Diversity actions are removable ". . . only if none of the parties in interest properly joined and served as defendants is a citizen of the state in which such action is brought." 28 U.S.C. § 1441(b). . . If at any time before final judgment it appears that the district court lacks subject matter jurisdiction, the case shall be remanded." 28 U.S.C. § 1447(c).
In order to prove that a party has been fraudulently joined, the removing party must demonstrate either that: (1) there is no possibility that the plaintiff would be able to establish a cause of action against the in-state defendant in state court; or (2) there has been outright fraud in the plaintiff's pleadings of jurisdictional facts. B, Inc., 663 F.2d at 549; Keating v. Shell Chemical Co., 610 F.2d 328 (5th Cir. 1980); Bobby Jones Garden Apartments v. Suleski, 391 F.2d 172, 177 (5th Cir. 1968); Parks v. New York Times Co., 308 F.2d 474, 478 (5th Cir. 1964); cert. denied 376 U.S. 949, 84 S.Ct. 964, 11 L.Ed.2d 969 (1964).

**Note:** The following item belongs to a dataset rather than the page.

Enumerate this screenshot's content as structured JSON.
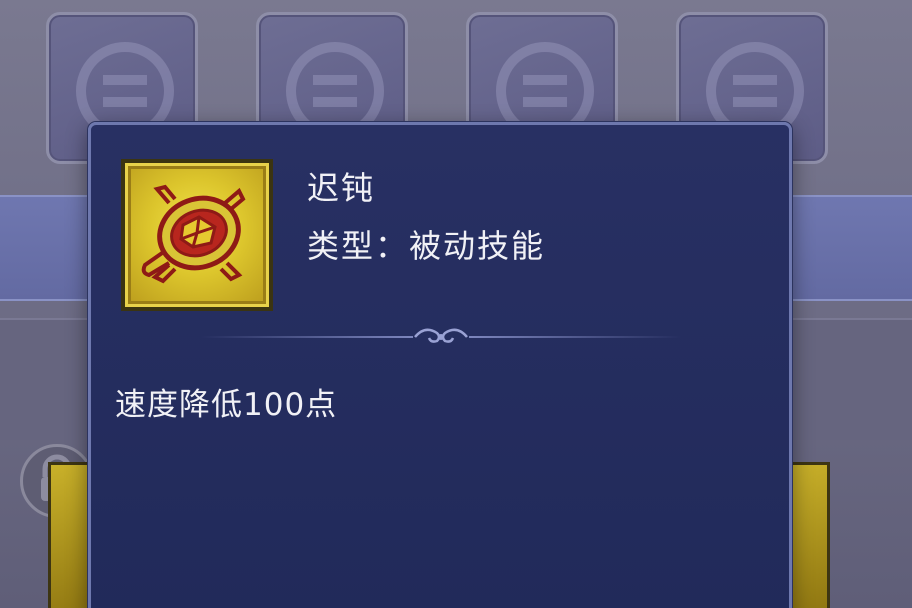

The defendants have not alleged outright fraud in the pleadings with regard to jurisdictional facts or the citizenship status of the agents as a Mississippi domiciliaries for diversity purposes. Thus, the only question remaining is whether the defendants have demonstrated that there is no possibility that the plaintiff would be able to establish a cause of action against the agents in state court. This is a heavy burden indeed. For,
if there is even a possibility that a state court would find a cause of action stated against any one of the named in-state defendants on the facts alleged by the plaintiff, then the federal court must find that the in-state defendants have been properly joined, that there is incomplete diversity, and that the case must be remanded to the state courts.B, Inc. 663 F.2d at 550 (emphasis added) (other citations omitted). In analyzing whether such a possibility of a claim exists, all disputed questions of fact and all ambiguities in controlling state law are to be resolved in favor of the non-removing party. Carriere v. Sears Roebuck Co., 893 F.2d 98, 100 (5th Cir. 1990). It is not required of this Court to reach the merits of whether such a cause of action will actually, or even probably, prevail. Burden v. General Dynamics Corp., 60 F.3d 213, 217 (5th Cir. 1995). Rather, this Court need only decide whether it is possible that a state court find a cause of action. Id. The existence of such a cognizable claim is to be determined by reference to the allegations contained in the plaintiff's state court pleadings.Ironworks Unlimited v. Purvis, 798 F. Supp. 1261, 1263 (S.D. Miss. 1992).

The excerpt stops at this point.